Comment by georgefrowny
7 hours ago
Theoretically yes, as long as the isotopes are themselves fissile and susceptible to chain reactions. E.g. U-235 is (obviously, since it's fission reactor fuel) but, say, Iodine-131 undergoes beta decay. That electron can't get into another I-131 atom and cause another decay there like neutrons do in U-325. So piling up I-131 won't get it going faster.
In principle if fungi could somehow concentrate enough fissionable material (say uranium), you could get something like the Oklo reactor going, but it would have to be a truly gigantic, probably unphysical amount of fungi to have access to that much environmental uranium in the first place and it would then have to be concentrated very strongly to get any measurable effect. You won't see anything at all if you just move a few atoms a few mm, so it would need to have very long range hyphae. You also need it to be basically one huge organism in order to collect the uranium to one place - billions of small fungi just doing a few square inches each won't work.
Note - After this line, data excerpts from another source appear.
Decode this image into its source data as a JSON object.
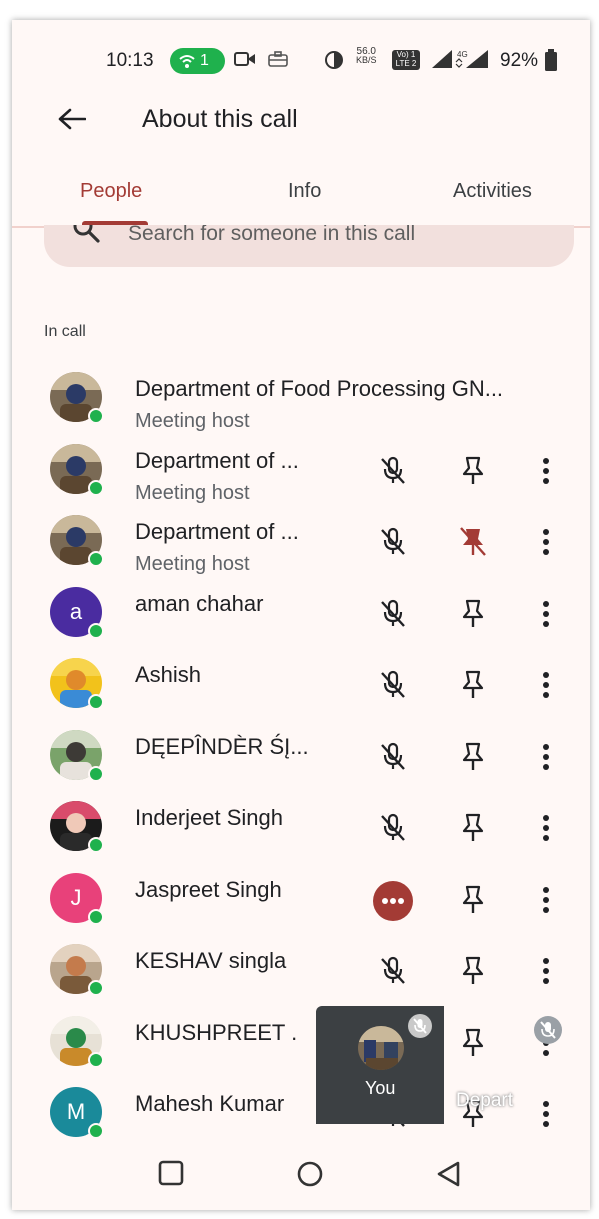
{
  "status": {
    "time": "10:13",
    "hotspot_count": "1",
    "speed_value": "56.0",
    "speed_unit": "KB/S",
    "volte_top": "Vo) 1",
    "volte_bottom": "LTE 2",
    "network": "4G",
    "battery": "92%",
    "icons": [
      "hotspot-icon",
      "video-camera-icon",
      "briefcase-icon",
      "vpn-icon",
      "signal-icon",
      "battery-icon"
    ]
  },
  "appbar": {
    "title": "About this call",
    "back_icon": "arrow-left-icon"
  },
  "tabs": [
    {
      "label": "People",
      "active": true
    },
    {
      "label": "Info",
      "active": false
    },
    {
      "label": "Activities",
      "active": false
    }
  ],
  "search": {
    "placeholder": "Search for someone in this call"
  },
  "section_label": "In call",
  "participants": [
    {
      "name": "Department of Food Processing GN...",
      "subtitle": "Meeting host",
      "avatar": "photo",
      "controls": false
    },
    {
      "name": "Department of ...",
      "subtitle": "Meeting host",
      "avatar": "photo",
      "controls": true,
      "pin_active": false
    },
    {
      "name": "Department of ...",
      "subtitle": "Meeting host",
      "avatar": "photo",
      "controls": true,
      "pin_active": true
    },
    {
      "name": "aman chahar",
      "subtitle": "",
      "avatar_letter": "a",
      "avatar_color": "#4a2ca0",
      "controls": true
    },
    {
      "name": "Ashish",
      "subtitle": "",
      "avatar": "photo",
      "controls": true
    },
    {
      "name": "DĘEPÎNDÈR ŚĮ...",
      "subtitle": "",
      "avatar": "photo",
      "controls": true
    },
    {
      "name": "Inderjeet Singh",
      "subtitle": "",
      "avatar": "photo",
      "controls": true
    },
    {
      "name": "Jaspreet Singh",
      "subtitle": "",
      "avatar_letter": "J",
      "avatar_color": "#e8417a",
      "controls": true,
      "mic_state": "more"
    },
    {
      "name": "KESHAV singla",
      "subtitle": "",
      "avatar": "photo",
      "controls": true
    },
    {
      "name": "KHUSHPREET .",
      "subtitle": "",
      "avatar": "photo",
      "controls": true
    },
    {
      "name": "Mahesh Kumar",
      "subtitle": "",
      "avatar_letter": "M",
      "avatar_color": "#1a8a9a",
      "controls": true
    }
  ],
  "self_tile": {
    "label": "You"
  },
  "ghost_text": "Depart",
  "colors": {
    "accent": "#a33b35",
    "online": "#1fb14d",
    "background": "#fff8f6"
  }
}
It's unlikely the fungus could survive to become so huge on only the promise of fractionally higher future radiation, so it would need to eat something else too.
And then it would decay into daughter isotopes that don't further benefit from the concentration so it might not help a lot anyway if you're looking for cleanup. Plus you've covered your cleanup site in, presumably, millions of tonnes of fungus which might or might not be an improvement.
This gargantuan rad fungus sounds like an awesome setup for a Godzilla movie.